LUCKNOW - Outrage grew in India Friday over two shocking rape cases as the new government said it was planning to set up a special crisis cell to ensure justice for victims of sex attacks. On Thursday it emerged that two teenagers from a low caste had been found hanging from a tree after being gang-raped in their village. A day later police said the father of the chief suspect in another rape case had savagely attacked the mother of his son’s alleged victim.
Rights activists and politicians said that the cases highlighted that the authorities in the northern state of Uttar Pradesh were “not serious” about tackling sexual crimes.
India revised its laws on sex attacks in the wake of the December 2012 gang-rape of a student on a bus in New Delhi which triggered outrage, but they have done little to stem the tide of sex attacks.
Police in Uttar Pradesh said on Friday that three people, including a police constable, had been arrested in connection with a sex attack on the two girls in the village of Budaun earlier this week.
The two cousins, aged 14 and 15, were found hanging from a mango tree on Wednesday morning, with subsequent tests showing that they had been the victim of multiple sexual assaults. Mukul Goel, a senior police officer, told AFP that it had still not been determined whether the victims had committed suicide or been strung up as a way of silencing them after they were raped.
“Only a thorough police probe would confirm whether the girls were murdered or they committed suicide,” the officer told AFP. The attacks sparked anger in New Delhi, with scores of students and women’s rights activists chanting slogans such as “End This Rape Culture” and calling on the Uttar Pradesh government to quit at a protest in the capital.
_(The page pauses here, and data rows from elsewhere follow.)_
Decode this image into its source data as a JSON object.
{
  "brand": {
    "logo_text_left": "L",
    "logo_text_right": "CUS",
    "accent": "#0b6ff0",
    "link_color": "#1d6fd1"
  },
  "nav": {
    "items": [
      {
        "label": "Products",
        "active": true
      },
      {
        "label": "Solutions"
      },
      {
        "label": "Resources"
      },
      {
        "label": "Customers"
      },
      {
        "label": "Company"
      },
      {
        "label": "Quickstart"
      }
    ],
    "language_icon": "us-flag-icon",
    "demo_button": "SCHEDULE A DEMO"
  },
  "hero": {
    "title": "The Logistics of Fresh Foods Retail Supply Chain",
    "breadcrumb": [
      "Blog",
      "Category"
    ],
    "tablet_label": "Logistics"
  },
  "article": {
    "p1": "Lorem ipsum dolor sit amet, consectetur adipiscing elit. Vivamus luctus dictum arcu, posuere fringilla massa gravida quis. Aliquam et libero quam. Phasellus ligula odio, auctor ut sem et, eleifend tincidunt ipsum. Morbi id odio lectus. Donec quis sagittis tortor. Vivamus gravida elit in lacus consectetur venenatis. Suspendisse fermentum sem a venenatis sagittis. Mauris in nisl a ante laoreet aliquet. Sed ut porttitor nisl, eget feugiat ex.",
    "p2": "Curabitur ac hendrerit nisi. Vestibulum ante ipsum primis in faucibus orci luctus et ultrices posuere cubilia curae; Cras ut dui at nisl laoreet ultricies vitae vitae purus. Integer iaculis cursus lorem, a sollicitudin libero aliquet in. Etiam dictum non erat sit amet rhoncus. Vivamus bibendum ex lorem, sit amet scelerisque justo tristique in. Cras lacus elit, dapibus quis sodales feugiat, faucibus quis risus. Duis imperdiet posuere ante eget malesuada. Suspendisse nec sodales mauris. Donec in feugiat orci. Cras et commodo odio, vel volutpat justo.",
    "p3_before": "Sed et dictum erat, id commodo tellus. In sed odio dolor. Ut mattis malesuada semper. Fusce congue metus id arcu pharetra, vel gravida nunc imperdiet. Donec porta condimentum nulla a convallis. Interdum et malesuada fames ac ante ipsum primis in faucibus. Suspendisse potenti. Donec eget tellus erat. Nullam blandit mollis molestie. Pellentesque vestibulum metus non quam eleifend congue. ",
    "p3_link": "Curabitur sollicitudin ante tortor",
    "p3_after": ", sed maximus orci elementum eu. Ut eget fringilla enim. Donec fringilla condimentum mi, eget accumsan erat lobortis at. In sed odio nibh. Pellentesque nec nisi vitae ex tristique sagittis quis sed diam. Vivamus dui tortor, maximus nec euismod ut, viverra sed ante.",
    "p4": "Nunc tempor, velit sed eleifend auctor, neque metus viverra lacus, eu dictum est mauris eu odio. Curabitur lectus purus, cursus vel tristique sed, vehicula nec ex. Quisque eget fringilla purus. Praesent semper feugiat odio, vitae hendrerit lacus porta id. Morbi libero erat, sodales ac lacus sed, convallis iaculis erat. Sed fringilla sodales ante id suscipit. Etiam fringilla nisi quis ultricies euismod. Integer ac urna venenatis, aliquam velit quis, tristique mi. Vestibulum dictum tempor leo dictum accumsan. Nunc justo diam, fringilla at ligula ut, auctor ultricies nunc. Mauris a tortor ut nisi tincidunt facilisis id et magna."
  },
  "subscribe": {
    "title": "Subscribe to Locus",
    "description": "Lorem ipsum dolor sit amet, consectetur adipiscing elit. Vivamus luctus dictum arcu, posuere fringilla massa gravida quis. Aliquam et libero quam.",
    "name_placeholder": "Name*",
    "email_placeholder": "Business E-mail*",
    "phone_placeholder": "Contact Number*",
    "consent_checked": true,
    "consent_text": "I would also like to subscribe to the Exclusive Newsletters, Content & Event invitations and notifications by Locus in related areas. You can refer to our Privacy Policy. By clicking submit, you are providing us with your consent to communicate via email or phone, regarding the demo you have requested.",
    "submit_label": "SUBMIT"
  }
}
Indian media reported that two policemen had been sacked over their handling of the case as well as carrying news of the police constable’s arrest.
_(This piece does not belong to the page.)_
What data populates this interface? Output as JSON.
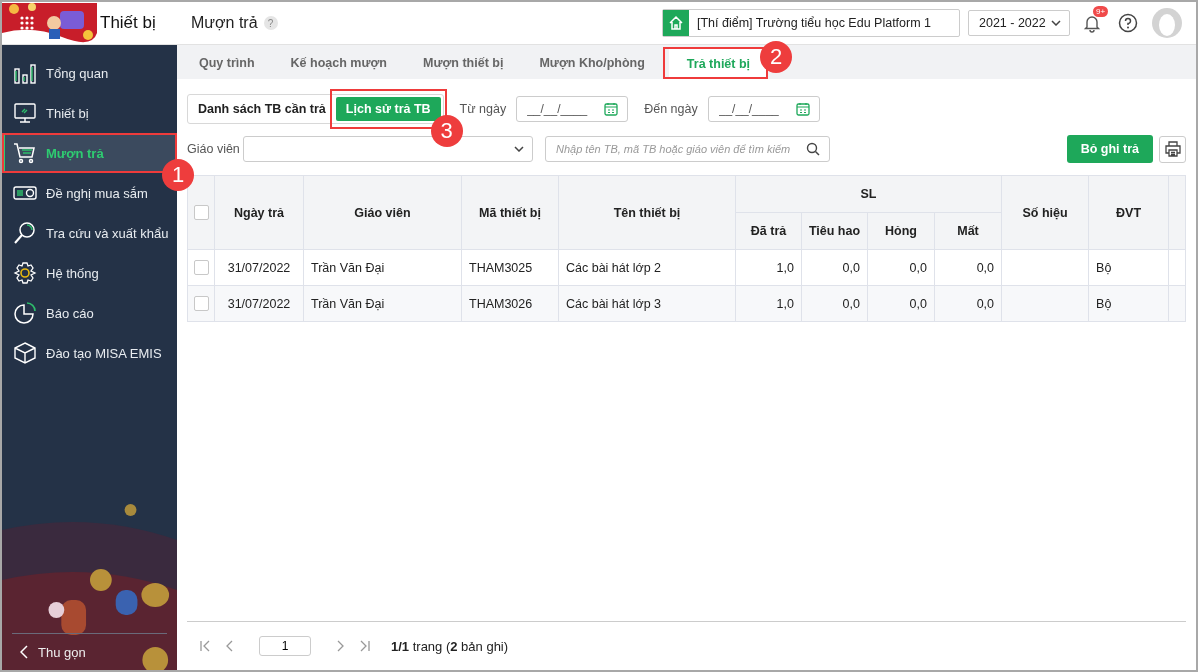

But Maneka Gandhi, appointed child welfare minister by India’s new Prime Minister Narendra Modi earlier this week, said that every officer who had been involved in the case should be dismissed.
“Police (are) still not acting in the right direction. All policemen involved in the incident should be terminated,” she told the Press Trust of India (PTI) news agency, adding that she planned to set up a “rape crisis cell”.
Her comments came after police said that the mother of another rape victim was allegedly beaten by the father of the accused after her family refused to withdraw allegations against his son, police said Friday.
The mother, who cannot be named for legal reasons, was critically ill in hospital after suffering multiple fractures, police and medics said.
The father of the accused has been arrested and police said they were still looking for several other suspects accused of taking part in the attack on the victim’s mother on May 26. According to the NDTV network, the mother was attacked in a field near the family home by five men who had already tried to pressure her into dropping the complaint. The two incidents have been seized upon by opponents of the local government in Uttar Pradesh which is run by the socialist Samajwadi Party.
Meanwhile, the owner and manager of a children’s boarding school in western India have been arrested after five minors said they were raped, forced to watch pornographic films and act them out with one another, police and charity workers said.
The children were made to eat faeces as a punishment if they did not comply.
The 52-year-old owner of the Chandraprabha Charitable Trust and his 30-year-old female manager were arrested on Monday after a police raid on the school in Karjat city in Maharashtra state.
“We received a police complaint from the Childline charity saying that one child had gone home for the holidays and confessed to his mother that abuses were happening,” Karjat’s Police Inspector R.R. Patil told the Thomson Reuters Foundation late on Thursday.
“Five children in total have now come forward and we have booked the two suspects under various offences,” he said.
The school accommodated 28 underprivileged children, aged between 4 and 14, for 10 months of the year, said Patil, but most were on holiday at home at the time of the raid. Police were trying to find out whether other children were abused and if there were any other suspects.